Methods: We enrolled consecutive patients with anticoagulation-associated ICH in 15 tertiary centers in the USA, Europe and Asia between 2015 and 2017. Each patient was assigned baseline ischemic stroke and hemorrhage risk based on their CHA2DS2-VASc and HAS-BLED scores. We computed a net risk by subtracting hemorrhagic from ischemic risk. If the sum was positive the patient was assigned a "Favorable" indication for anticoagulation; if negative, "Unfavorable".
Results: We enrolled 357 patients [59% men, median age 76 (68-82) years]. 31% used non-vitamin K antagonist (NOAC). 191 (53.5%) patients had a favorable indication for anticoagulation prior to their ICH; 166 (46.5%) unfavorable.

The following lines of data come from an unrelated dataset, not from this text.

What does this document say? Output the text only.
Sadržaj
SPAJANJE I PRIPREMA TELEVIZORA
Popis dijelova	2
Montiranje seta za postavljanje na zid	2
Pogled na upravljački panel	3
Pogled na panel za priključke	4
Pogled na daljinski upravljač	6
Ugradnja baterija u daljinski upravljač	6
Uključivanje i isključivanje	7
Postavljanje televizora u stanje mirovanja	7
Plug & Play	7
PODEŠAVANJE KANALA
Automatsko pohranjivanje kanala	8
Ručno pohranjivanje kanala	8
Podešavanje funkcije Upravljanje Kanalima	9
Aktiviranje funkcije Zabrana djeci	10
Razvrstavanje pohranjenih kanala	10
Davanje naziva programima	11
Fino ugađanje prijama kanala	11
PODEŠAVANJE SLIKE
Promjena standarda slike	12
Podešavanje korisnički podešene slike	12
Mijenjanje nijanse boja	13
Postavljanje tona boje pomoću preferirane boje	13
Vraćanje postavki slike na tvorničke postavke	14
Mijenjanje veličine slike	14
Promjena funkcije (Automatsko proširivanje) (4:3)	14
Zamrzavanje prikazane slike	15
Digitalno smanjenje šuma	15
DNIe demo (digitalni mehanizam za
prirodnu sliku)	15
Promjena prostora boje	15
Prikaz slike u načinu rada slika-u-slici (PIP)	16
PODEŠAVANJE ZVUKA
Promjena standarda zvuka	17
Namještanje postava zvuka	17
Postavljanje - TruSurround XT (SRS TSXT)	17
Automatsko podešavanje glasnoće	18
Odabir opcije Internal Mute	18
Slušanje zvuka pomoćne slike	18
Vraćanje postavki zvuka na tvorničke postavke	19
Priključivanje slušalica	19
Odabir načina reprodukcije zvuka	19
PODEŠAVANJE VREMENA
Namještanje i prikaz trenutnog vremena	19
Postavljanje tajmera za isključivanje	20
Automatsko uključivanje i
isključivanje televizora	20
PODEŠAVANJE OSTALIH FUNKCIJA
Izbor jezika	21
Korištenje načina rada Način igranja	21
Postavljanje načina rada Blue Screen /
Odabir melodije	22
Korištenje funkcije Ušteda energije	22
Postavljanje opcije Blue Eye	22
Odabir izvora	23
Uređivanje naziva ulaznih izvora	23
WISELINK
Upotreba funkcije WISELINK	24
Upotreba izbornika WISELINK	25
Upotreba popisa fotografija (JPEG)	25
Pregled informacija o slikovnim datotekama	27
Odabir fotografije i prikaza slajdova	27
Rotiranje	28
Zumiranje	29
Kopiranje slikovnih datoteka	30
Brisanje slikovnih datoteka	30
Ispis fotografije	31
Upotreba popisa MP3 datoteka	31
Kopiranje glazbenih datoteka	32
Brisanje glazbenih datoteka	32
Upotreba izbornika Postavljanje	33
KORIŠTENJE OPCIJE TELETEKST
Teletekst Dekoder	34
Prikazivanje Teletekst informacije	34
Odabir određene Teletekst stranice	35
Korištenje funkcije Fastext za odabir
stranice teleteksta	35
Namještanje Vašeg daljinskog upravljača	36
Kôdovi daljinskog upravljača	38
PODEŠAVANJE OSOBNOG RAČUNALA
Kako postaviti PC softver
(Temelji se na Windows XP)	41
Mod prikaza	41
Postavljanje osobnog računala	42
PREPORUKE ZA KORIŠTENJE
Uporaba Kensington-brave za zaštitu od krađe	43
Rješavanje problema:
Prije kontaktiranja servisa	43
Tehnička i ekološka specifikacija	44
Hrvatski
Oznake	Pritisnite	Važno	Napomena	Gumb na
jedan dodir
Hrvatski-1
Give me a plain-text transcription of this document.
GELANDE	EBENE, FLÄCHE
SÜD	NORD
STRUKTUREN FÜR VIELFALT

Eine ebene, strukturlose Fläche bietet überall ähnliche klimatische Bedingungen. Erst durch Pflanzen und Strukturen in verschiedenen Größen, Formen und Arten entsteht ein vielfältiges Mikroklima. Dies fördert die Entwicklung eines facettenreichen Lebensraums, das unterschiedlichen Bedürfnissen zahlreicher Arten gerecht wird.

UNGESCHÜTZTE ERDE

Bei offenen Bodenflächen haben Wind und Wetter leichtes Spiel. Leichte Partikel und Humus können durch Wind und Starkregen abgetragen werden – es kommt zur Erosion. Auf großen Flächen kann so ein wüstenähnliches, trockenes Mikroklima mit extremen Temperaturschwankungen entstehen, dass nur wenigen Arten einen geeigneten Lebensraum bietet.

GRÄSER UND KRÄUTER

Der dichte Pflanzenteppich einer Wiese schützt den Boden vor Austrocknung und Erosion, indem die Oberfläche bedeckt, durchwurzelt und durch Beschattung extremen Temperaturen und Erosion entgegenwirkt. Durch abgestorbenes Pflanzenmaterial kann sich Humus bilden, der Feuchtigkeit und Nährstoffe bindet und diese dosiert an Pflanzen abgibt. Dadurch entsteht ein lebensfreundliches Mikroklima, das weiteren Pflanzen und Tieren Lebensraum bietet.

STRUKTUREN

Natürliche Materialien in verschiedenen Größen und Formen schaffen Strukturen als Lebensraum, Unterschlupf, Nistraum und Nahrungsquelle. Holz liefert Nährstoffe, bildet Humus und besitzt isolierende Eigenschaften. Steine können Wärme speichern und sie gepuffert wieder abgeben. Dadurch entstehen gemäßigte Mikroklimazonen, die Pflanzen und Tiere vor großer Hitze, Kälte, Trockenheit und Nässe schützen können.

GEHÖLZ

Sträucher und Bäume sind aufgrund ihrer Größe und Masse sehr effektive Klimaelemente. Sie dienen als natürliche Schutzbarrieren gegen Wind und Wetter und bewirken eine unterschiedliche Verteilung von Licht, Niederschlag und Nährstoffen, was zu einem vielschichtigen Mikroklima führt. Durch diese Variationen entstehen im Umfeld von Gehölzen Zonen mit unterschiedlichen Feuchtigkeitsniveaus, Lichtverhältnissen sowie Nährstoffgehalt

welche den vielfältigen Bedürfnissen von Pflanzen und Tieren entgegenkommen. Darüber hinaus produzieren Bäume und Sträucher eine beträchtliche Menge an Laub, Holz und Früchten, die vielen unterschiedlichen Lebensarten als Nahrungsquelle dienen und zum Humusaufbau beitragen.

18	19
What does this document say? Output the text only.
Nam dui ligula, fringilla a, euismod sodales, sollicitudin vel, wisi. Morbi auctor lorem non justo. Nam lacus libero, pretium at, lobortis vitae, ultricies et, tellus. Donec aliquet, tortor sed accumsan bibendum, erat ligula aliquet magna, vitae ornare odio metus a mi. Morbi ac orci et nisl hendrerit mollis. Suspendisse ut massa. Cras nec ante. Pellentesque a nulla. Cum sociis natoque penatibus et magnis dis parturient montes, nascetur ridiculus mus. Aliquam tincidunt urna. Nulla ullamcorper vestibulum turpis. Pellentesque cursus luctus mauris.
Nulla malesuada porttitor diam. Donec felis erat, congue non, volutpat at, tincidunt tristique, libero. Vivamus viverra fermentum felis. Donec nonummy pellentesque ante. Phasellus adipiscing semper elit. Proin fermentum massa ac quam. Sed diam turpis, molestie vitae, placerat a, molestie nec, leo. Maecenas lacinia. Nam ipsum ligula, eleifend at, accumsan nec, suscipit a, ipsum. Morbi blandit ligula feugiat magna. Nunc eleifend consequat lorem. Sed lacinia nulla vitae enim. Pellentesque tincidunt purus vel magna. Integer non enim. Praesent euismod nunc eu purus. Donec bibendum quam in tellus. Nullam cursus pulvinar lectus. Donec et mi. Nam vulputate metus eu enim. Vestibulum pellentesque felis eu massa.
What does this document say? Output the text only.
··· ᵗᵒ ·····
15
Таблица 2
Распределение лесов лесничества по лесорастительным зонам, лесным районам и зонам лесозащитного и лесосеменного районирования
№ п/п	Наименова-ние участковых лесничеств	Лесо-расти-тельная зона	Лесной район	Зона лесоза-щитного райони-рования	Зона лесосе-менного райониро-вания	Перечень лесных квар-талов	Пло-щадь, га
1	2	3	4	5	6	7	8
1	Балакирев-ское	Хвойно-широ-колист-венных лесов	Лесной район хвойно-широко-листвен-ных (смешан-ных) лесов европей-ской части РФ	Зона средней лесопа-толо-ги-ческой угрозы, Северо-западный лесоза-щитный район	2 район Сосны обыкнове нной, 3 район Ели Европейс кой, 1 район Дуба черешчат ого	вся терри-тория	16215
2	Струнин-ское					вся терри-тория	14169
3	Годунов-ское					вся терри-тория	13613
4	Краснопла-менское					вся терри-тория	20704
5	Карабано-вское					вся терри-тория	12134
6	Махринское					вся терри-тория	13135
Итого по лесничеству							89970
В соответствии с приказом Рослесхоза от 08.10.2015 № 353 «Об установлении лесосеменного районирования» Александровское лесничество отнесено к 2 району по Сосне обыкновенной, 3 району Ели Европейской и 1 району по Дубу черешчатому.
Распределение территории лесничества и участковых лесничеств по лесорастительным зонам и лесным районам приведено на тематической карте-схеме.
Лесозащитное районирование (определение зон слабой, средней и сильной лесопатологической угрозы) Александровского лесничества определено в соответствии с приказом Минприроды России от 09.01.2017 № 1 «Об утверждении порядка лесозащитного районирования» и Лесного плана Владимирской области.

Those with unfavorable indication were younger [72 (66-80) vs 78 (73-84) years, p = 0.001], with lower CHA2DS2-VASc score [3(3-4) vs 5(4-6), p < 0.001]. Those with favorable indication had a significantly higher prevalence of most cardiovascular risk factors and were more likely to use a NOAC (35% vs 25%, p = 0.045). Both groups had similar prevalence of hypertension and chronic kidney disease.
Conclusions: In this anticoagulation-associated ICH cohort, baseline hemorrhagic risk exceeded ischemic risk in approximately 50%, highlighting the importance of careful consideration of risk/benefit ratio prior to anticoagulation decisions. The remaining 50% suffered an ICH despite excess baseline ischemic risk, stressing the need for biomarkers to allow more precise estimation of hemorrhagic complication risk.
Keywords: Anticoagulants; Atrial fibrillation; Intracerebral hemorrhage; Risk assessment.